AES makes electricity under a contract with J.P. Morgan, which
sells it to Southern California Edison to distribute to its
customers. Opponents say a tax on AES would ultimately force Edison
to request a rate hike from the California Public Utilities
Commission - meaning it would eventually trickle down to residents.
But city officials contend it's only fair that AES pays the 4.75
percent utility-users' tax on natural gas - and not just on services
such as electricity and water usage.
Measure UU would have changed the tax ordinance to eliminate an
exemption for companies "conducting the business of a utility."
Officials say the code was meant to exclude Southern California
Edison - the former plant owner - from paying the tax on natural
gas. But they argue the exemption shouldn't extend to AES because
the company does not supply power directly to the public as Edison
does.
In August, the City Council voted unanimously to put the measure
on the ballot while declaring a fiscal emergency in town.
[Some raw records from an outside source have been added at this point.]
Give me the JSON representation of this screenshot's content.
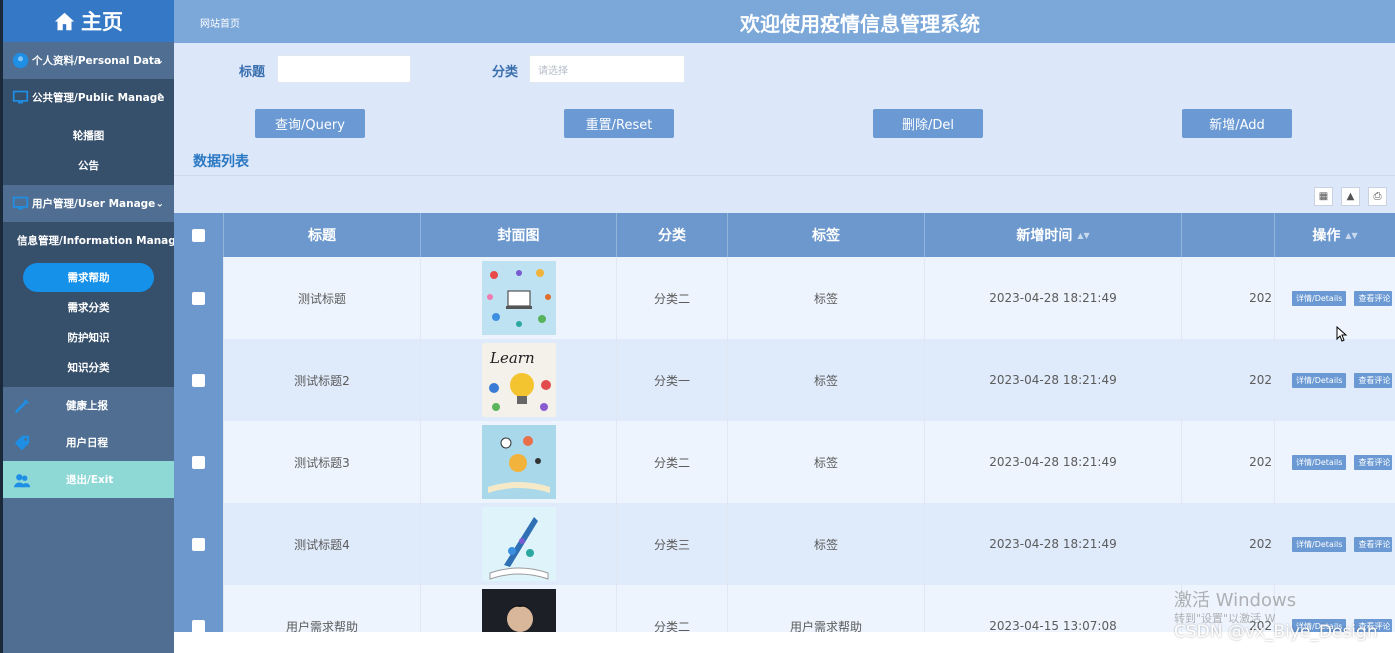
{
  "sidebar": {
    "home_label": "主页",
    "groups": [
      {
        "label": "个人资料/Personal Data"
      },
      {
        "label": "公共管理/Public Manage",
        "items": [
          "轮播图",
          "公告"
        ]
      },
      {
        "label": "用户管理/User Manage"
      },
      {
        "label": "信息管理/Information Manage",
        "items": [
          "需求帮助",
          "需求分类",
          "防护知识",
          "知识分类"
        ]
      }
    ],
    "solo": [
      "健康上报",
      "用户日程"
    ],
    "exit_label": "退出/Exit"
  },
  "header": {
    "breadcrumb": "网站首页",
    "title": "欢迎使用疫情信息管理系统"
  },
  "filters": {
    "title_label": "标题",
    "title_value": "",
    "category_label": "分类",
    "category_placeholder": "请选择"
  },
  "buttons": {
    "query": "查询/Query",
    "reset": "重置/Reset",
    "delete": "删除/Del",
    "add": "新增/Add"
  },
  "list_title": "数据列表",
  "table": {
    "columns": [
      "标题",
      "封面图",
      "分类",
      "标签",
      "新增时间",
      "",
      "操作"
    ],
    "rows": [
      {
        "title": "测试标题",
        "category": "分类二",
        "tag": "标签",
        "time": "2023-04-28 18:21:49",
        "extra": "202"
      },
      {
        "title": "测试标题2",
        "category": "分类一",
        "tag": "标签",
        "time": "2023-04-28 18:21:49",
        "extra": "202"
      },
      {
        "title": "测试标题3",
        "category": "分类二",
        "tag": "标签",
        "time": "2023-04-28 18:21:49",
        "extra": "202"
      },
      {
        "title": "测试标题4",
        "category": "分类三",
        "tag": "标签",
        "time": "2023-04-28 18:21:49",
        "extra": "202"
      },
      {
        "title": "用户需求帮助",
        "category": "分类二",
        "tag": "用户需求帮助",
        "time": "2023-04-15 13:07:08",
        "extra": "202"
      }
    ],
    "details_label": "详情/Details",
    "comment_label": "查看评论"
  },
  "watermark": {
    "line1": "激活 Windows",
    "line2": "转到\"设置\"以激活 W",
    "csdn": "CSDN @vx_Biye_Design"
  },
  "colors": {
    "sidebar": "#4f6e91",
    "home": "#3579c6",
    "header": "#7ba7d9",
    "main_bg": "#dde7fa",
    "button": "#6a99d3",
    "active_item": "#1591ea",
    "exit_bg": "#8ed8d6"
  }
}
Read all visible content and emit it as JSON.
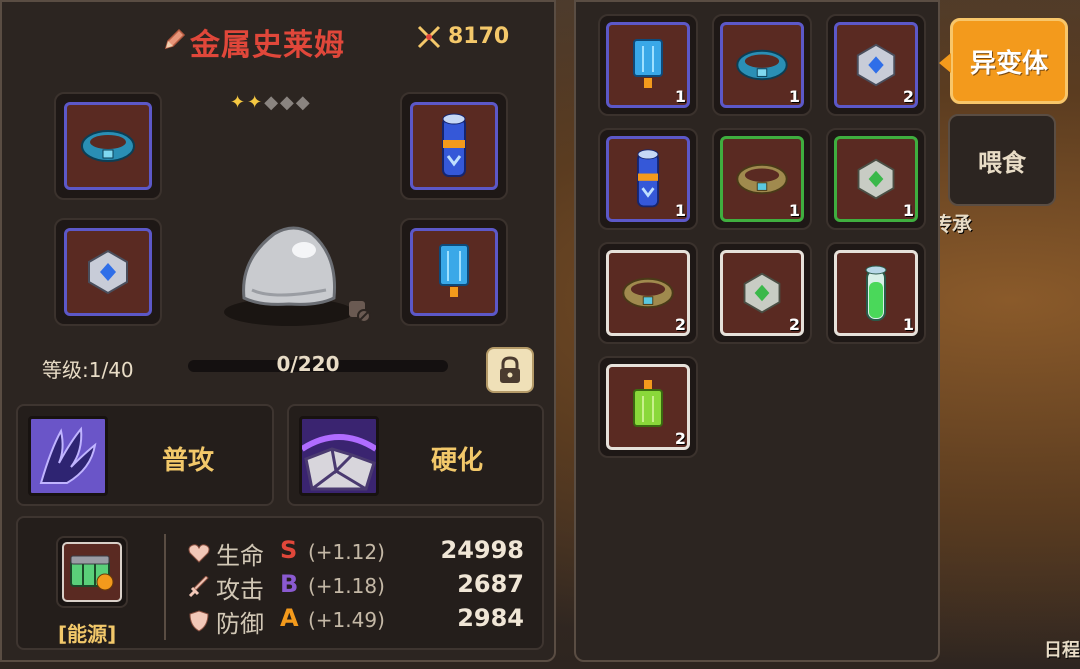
{
  "pet": {
    "name": "金属史莱姆",
    "power": "8170",
    "stars_filled": 2,
    "stars_total": 5,
    "level_label": "等级:1/40",
    "xp_text": "0/220",
    "xp_progress": 0
  },
  "skills": [
    {
      "name": "普攻",
      "icon": "claw-icon"
    },
    {
      "name": "硬化",
      "icon": "shell-icon"
    }
  ],
  "energy": {
    "label": "[能源]",
    "icon": "battery-icon"
  },
  "stats": [
    {
      "name": "生命",
      "grade": "S",
      "grade_color": "#e0473a",
      "growth": "(+1.12)",
      "value": "24998",
      "icon": "heart-icon"
    },
    {
      "name": "攻击",
      "grade": "B",
      "grade_color": "#8a5ad0",
      "growth": "(+1.18)",
      "value": "2687",
      "icon": "sword-icon"
    },
    {
      "name": "防御",
      "grade": "A",
      "grade_color": "#f39a1c",
      "growth": "(+1.49)",
      "value": "2984",
      "icon": "shield-icon"
    }
  ],
  "equipped": [
    {
      "slot": "top-left",
      "item": "blue-ring-icon"
    },
    {
      "slot": "top-right",
      "item": "blue-scroll-icon"
    },
    {
      "slot": "bottom-left",
      "item": "blue-gem-icon"
    },
    {
      "slot": "bottom-right",
      "item": "blue-armor-icon"
    }
  ],
  "inventory": [
    {
      "item": "blue-armor-icon",
      "rarity": "blue",
      "count": "1"
    },
    {
      "item": "blue-ring-icon",
      "rarity": "blue",
      "count": "1"
    },
    {
      "item": "blue-gem-icon",
      "rarity": "blue",
      "count": "2"
    },
    {
      "item": "blue-scroll-icon",
      "rarity": "blue",
      "count": "1"
    },
    {
      "item": "gold-ring-icon",
      "rarity": "green",
      "count": "1"
    },
    {
      "item": "green-gem-icon",
      "rarity": "green",
      "count": "1"
    },
    {
      "item": "gold-ring-icon",
      "rarity": "white",
      "count": "2"
    },
    {
      "item": "green-gem-icon",
      "rarity": "white",
      "count": "2"
    },
    {
      "item": "green-vial-icon",
      "rarity": "white",
      "count": "1"
    },
    {
      "item": "green-armor-icon",
      "rarity": "white",
      "count": "2"
    }
  ],
  "tabs": {
    "active": "异变体",
    "other": "喂食"
  },
  "background_text": {
    "partial_banner": "传承",
    "bottom_right": "日程"
  },
  "colors": {
    "accent": "#f39a1c",
    "name_red": "#e0473a",
    "gold_text": "#f2c86a",
    "rare_blue": "#5c58c8",
    "uncommon_green": "#3fae3f"
  }
}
That gave
the city momentum to put the issue to a vote this year, rather than
wait until the March 2011 municipal races.
Before deciding to put the measure on the ballot, Redondo Beach
followed a different strategy for collecting the sizable gas tax.
In 2004, a former council tried unsuccessfully to bill the AES
plant for tens of millions of dollars in taxes dating back to when
AES took over for Edison in the late 1990s - a move that triggered a
series of costly lawsuits.
The cases were finally settled in July 2008.